Quando eu me dirigia ao jornal ouvindo música no rádio em 9 de novembro, ainda pasmo com a vitória de Donald Trump, não contive um sorriso irônico. Márcio Paz sapecou na programação da Itapema o tema do Hair. "When the moon is in the seventh house...", poxa, não estamos na Era de Aquário? Não deveríamos viver algo muito diferente neste nosso badalado Terceiro Milênio? No mesmo dia em que Trump foi eleito com seu discurso misógino e xenófobo, apoiado por racistas, os EUA aprovaram avanços nos direitos individuais. Na mesma época em que o casamento gay é visto como natural, conservadores extremados se insinuam em países onde se esperaria a evolução franca dos costumes.
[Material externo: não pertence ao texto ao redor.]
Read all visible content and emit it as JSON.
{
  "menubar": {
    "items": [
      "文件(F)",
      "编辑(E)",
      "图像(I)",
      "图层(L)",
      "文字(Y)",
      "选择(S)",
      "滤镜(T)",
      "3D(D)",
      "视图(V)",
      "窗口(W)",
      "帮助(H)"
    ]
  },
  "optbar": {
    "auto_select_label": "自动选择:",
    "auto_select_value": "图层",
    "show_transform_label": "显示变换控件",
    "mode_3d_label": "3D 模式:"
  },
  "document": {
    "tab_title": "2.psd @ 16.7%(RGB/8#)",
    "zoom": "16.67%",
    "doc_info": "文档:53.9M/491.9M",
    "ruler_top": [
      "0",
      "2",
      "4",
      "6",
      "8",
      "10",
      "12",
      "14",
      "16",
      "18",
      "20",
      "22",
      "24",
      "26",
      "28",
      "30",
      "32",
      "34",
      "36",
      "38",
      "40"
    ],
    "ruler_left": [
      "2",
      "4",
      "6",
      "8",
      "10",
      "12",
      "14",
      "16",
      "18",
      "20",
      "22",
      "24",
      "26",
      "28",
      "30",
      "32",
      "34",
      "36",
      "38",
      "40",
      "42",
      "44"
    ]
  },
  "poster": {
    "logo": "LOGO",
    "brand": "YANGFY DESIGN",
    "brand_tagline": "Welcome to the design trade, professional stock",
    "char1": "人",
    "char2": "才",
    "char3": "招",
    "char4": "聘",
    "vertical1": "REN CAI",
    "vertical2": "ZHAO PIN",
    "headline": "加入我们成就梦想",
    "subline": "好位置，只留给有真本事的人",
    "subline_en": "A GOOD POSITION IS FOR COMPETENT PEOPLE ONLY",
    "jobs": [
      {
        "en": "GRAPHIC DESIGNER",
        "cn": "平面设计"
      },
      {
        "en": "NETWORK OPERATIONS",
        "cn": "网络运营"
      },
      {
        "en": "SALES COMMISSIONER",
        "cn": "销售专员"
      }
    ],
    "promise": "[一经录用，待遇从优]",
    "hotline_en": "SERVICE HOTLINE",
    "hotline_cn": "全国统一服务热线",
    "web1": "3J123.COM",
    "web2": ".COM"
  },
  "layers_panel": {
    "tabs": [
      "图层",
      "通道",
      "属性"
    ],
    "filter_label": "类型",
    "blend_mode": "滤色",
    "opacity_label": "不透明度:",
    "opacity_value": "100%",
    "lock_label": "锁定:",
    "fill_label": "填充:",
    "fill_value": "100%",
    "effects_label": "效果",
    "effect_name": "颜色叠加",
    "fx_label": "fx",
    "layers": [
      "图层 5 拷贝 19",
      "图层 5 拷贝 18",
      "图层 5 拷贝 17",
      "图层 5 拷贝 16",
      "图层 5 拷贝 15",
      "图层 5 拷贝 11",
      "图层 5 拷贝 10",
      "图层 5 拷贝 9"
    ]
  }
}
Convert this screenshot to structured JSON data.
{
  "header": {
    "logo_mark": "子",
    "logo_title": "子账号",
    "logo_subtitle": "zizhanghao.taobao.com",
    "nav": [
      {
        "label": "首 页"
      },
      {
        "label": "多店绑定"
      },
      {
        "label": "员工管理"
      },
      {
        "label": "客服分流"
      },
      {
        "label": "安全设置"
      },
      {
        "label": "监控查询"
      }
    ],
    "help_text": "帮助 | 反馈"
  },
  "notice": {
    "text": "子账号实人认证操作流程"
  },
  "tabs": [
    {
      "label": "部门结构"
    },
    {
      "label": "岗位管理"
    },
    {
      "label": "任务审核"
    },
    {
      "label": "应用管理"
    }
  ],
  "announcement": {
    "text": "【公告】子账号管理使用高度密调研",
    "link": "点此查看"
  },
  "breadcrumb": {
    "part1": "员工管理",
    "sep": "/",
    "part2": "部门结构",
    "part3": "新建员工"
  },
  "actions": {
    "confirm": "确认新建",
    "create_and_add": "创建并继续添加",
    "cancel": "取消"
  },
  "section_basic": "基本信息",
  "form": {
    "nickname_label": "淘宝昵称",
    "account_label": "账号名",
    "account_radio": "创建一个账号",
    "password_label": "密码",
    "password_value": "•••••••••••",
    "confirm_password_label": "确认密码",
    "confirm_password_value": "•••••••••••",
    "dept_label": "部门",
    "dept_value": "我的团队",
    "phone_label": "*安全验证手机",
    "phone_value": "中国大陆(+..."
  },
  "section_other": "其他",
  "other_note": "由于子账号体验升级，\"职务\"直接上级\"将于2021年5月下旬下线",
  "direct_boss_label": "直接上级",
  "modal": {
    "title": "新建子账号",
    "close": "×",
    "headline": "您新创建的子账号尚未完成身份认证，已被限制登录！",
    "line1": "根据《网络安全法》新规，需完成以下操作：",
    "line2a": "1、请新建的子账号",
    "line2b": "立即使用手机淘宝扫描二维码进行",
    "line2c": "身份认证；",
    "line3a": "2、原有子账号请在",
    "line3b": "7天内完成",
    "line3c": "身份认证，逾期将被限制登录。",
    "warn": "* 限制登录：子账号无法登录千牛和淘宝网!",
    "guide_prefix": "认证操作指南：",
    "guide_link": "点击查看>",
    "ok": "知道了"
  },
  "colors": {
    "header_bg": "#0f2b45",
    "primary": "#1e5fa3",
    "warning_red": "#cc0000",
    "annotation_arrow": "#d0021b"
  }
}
Estranhamente paradoxal este nosso momento, hein?
Em razão de textos e livros que escrevi, costumo ser indagado por leitores sobre a possibilidade desta ou daquela situação ocorrer. Reportam-se a histórias dos cinzentos anos 1970 e me perguntam como seria hoje, em um mundo tão violento. Respondo que a violência é geral e fruto da reação, própria dos reacionários, que esperneiam como baratas atingidas pelo inseticida. Digo que todo esse refluxo é natural, mas que os avanços tendem a ocorrer de forma muito mais fácil, seja nas ruas, nas escolas, no trabalho ou nos estádios de futebol. Só que, sei lá, essa onda obscurantista parece estar indo muito além da conta. E fico cá com minhas dúvidas.
Então caiu nas minhas mãos um livro elucidativo, como seria de se esperar quando o autor é o historiador Voltaire Schilling, meu mestre em tantas aulas. Em Holocausto – Das origens do provo judeu ao genocídio nazista (Editora AGE, 95 páginas), Voltaire instiga desde o início. Começa assim: "Em seguida à vitória dos princípios gerais da tolerância do Iluminismo, consagrados pela Revolução Francesa, de 1789, e pelo Código Napoleônico, de 1804, ninguém poderia imaginar em sã consciência a possibilidade de sua reversão". Na página 64, ele conta que o antissemitismo racial substituiu o religioso (o antissemitismo, sempre se travestindo...) e desembocou em uma era de pregação do nacionalismo e da superioridade biológica em meio a extraordinário avanço das ciências. O livro mexeu com minhas convicções que confundem reaças com baratas suscetíveis à sola de uma boa Havaiana. A Era de Aquário, os avanços da ciência neste mundo digital da traiçoeira pós-verdade... terminei o livro e fiquei preocupado. Tomara que Marx tenha razão pelo menos nisto: a história se repete só como farsa.